I can’t, thought Lettie. I can’t do this. It hurts too much.

She had to stop thinking. Thinking of Steven was like having a head full of thorns.

I’m cursed.

And suddenly – the revelation: all of the bad things had happened on her watch. Maybe all that was needed was to take herself out of the equation. The ultimate horror required the ultimate sacrifice. If it didn’t actually help Steven, at least she wouldn’t be around to know about it. Stopping everything meant stopping the agony of thinking about him every second of the day. It all made sense. A kind of sense. Sense enough for now.

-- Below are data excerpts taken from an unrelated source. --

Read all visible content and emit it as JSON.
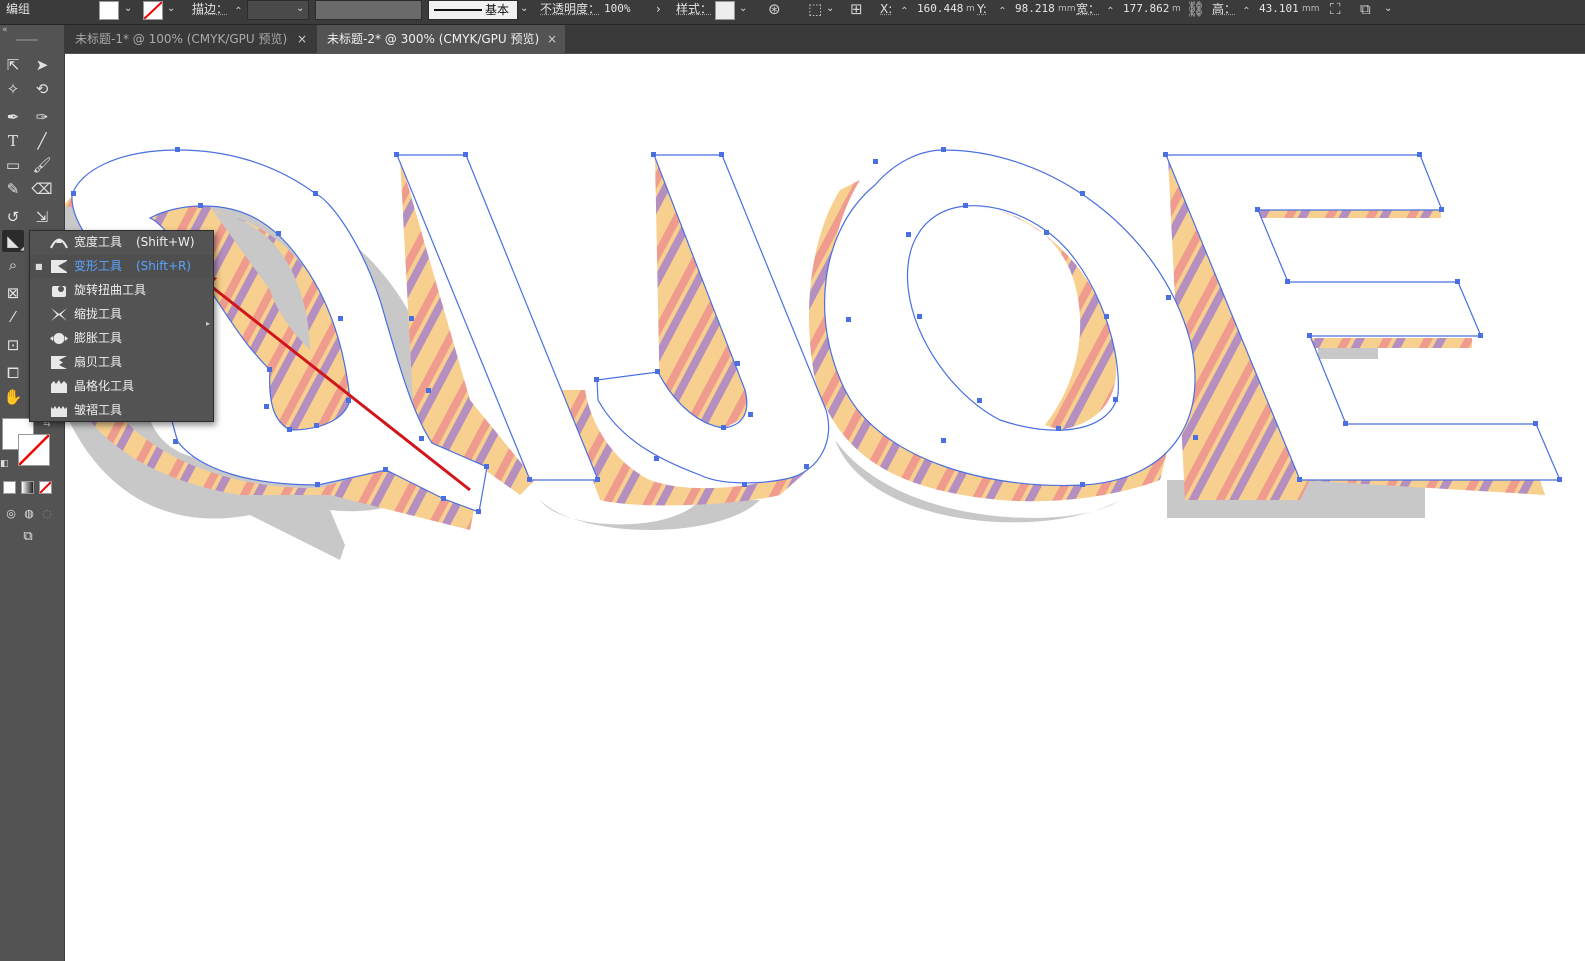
{
  "control_bar": {
    "selection_type": "编组",
    "stroke_label": "描边：",
    "stroke_profile": "基本",
    "opacity_label": "不透明度：",
    "opacity_value": "100%",
    "style_label": "样式：",
    "x_label": "X:",
    "x_value": "160.448",
    "x_unit": "m",
    "y_label": "Y:",
    "y_value": "98.218",
    "y_unit": "mm",
    "w_label": "宽：",
    "w_value": "177.862",
    "w_unit": "m",
    "h_label": "高：",
    "h_value": "43.101",
    "h_unit": "mm"
  },
  "tabs": [
    {
      "label": "未标题-1* @ 100% (CMYK/GPU 预览)",
      "close": "×",
      "active": false
    },
    {
      "label": "未标题-2* @ 300% (CMYK/GPU 预览)",
      "close": "×",
      "active": true
    }
  ],
  "flyout": {
    "items": [
      {
        "name": "宽度工具",
        "shortcut": "(Shift+W)",
        "icon": "width-tool-icon",
        "selected": false
      },
      {
        "name": "变形工具",
        "shortcut": "(Shift+R)",
        "icon": "warp-tool-icon",
        "selected": true
      },
      {
        "name": "旋转扭曲工具",
        "shortcut": "",
        "icon": "twirl-tool-icon",
        "selected": false
      },
      {
        "name": "缩拢工具",
        "shortcut": "",
        "icon": "pucker-tool-icon",
        "selected": false
      },
      {
        "name": "膨胀工具",
        "shortcut": "",
        "icon": "bloat-tool-icon",
        "selected": false
      },
      {
        "name": "扇贝工具",
        "shortcut": "",
        "icon": "scallop-tool-icon",
        "selected": false
      },
      {
        "name": "晶格化工具",
        "shortcut": "",
        "icon": "crystallize-tool-icon",
        "selected": false
      },
      {
        "name": "皱褶工具",
        "shortcut": "",
        "icon": "wrinkle-tool-icon",
        "selected": false
      }
    ],
    "selected_bullet": "■"
  },
  "colors": {
    "accent_blue": "#5aa3ff",
    "selection_path": "#4a6fe0",
    "arrow_red": "#d0161b",
    "stripe_yellow": "#f7d08f",
    "stripe_salmon": "#ef9b8e",
    "stripe_purple": "#b48fbf",
    "shadow_grey": "#c8c8c8"
  }
}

Lettie opened her eyes. Without turning her head, she thought about what was in the bathroom that she might use.

Not much.

The water itself was tempting – just a tilt of the head would cover her face – but she guessed it would be almost impossible without something to keep her under while she drowned. There was the razor she used to shave her legs when Jude stayed over. It was a white Bic safety razor, and the blades were firmly encased in plastic that defied removal. Jude used an electric one that pushed his skin about his face in stubbled wavelets.

Lettie had a sudden bright memory of the razor her father had used. A steel-headed Gillette that held a proper blade in a canopy so smooth and shiny that it tempted tiny hands to pick it up and gaze into it like a mirror. He’d had a brush too, with coarse bristles that were black at the bottom and white at the tips. She and Billy used to squabble for the right to stir the solid shaving soap into a thick cream of suds and paint it on their father’s face with ‘the badger’. That’s what they’d called it, she remembered now with a pang. Then they’d watch in awed silence as the Gillette left broad, smooth trails through the snowy lather on her father’s tanned face.

She could smell her father now – that clean soapy smell of his cheek and his chin, and the Old Spice she’d bought him relentlessly for every birthday and every Christmas until he’d died when she was ten.

Cursed.

Someone pounded on the door and Lettie jolted upright with a splash, gripping the side of the bath with both hands, ready to leap out of it, scared of why.

Was he found?

Was he dead?

Was this the moment when her life shattered into a million pieces or started slowly to mend? She could feel her heart beating against the cold plastic of the tub in excitement and terror.

What is it?’ she croaked.

‘Where are my socks?’ yelled Davey.

Lettie sat there, frozen, for a few seconds that stretched to fill her entire future. Then she hauled herself from the water and went on living for a bit longer so she could find her son’s socks.

43

JONAS KNEW THE huntsman’s name.

He wasn’t sure when he’d remembered it, just as he wasn’t sure where he’d got the bruises. Bruises down his arms, sharp black welts across his calves, ridges on his ribs that hurt to touch, and an odd raw abrasion on his chest.

He remembered Lucy in water – that was all.

Then he’d woken up just now, when a chunk of bone came over the gate with a soft thud.

Bob Coffin. That was his name.

He’d been the huntsman for years – even when Jonas was a boy, working for rides up at Springer Farm and galloping about the moors with his friends on a pony called Taffy. They’d seen him, walking the hounds or resplendent in scarlet. The huntsman had touched his cap at Jonas and led him to the Red Lion car park the day they’d all searched for Pete and Jess.

Jonas looked through the wire. There was Jess Took. Beyond her were Kylie Martin and Maisie Cook and – at the end of the row – Pete Knox. He’d seen their pictures in the Bugle.

Bob Coffin. Jonas’s skimpy memory was of a much younger man, treating hounds, horses and children with the same efficient confidence that he would be obeyed.

And these were the Blacklands hunt kennels – although the hunt was no more. Jonas hadn’t sought its demise, but some locals had – and even more incomers. Incomers resented the red coats; they admired the foxes; they could afford the chickens.

The kennels had been searched at least once – Jonas was sure of it.

How did we miss them?

‘I don’t eat meat,’ he said as a second slab slapped on to the concrete, but the man ignored him, as if the stocking mask he wore made him deaf as well as smooth.

‘He doesn’t listen,’ said Steven Lamb to himself. ‘He only talks.’

Jonas stood up, then winced as something tugged him back down. He put a hand to his throat and felt the collar.

Steven watched the way Jonas Holly touched the collar and chain; the bemused look on his face; the way he’d stood up as though he thought he could.

It was as if he’d only just arrived. Didn’t know the ropes.

‘Hey,’ Steven said. ‘How long have we been here?’

Jonas opened his mouth to answer, but then frowned.

‘Five six nine eleventy years!’ said Charlie behind him.

‘Ten days,’ said Steven, and Jonas Holly stared at him in blank confusion.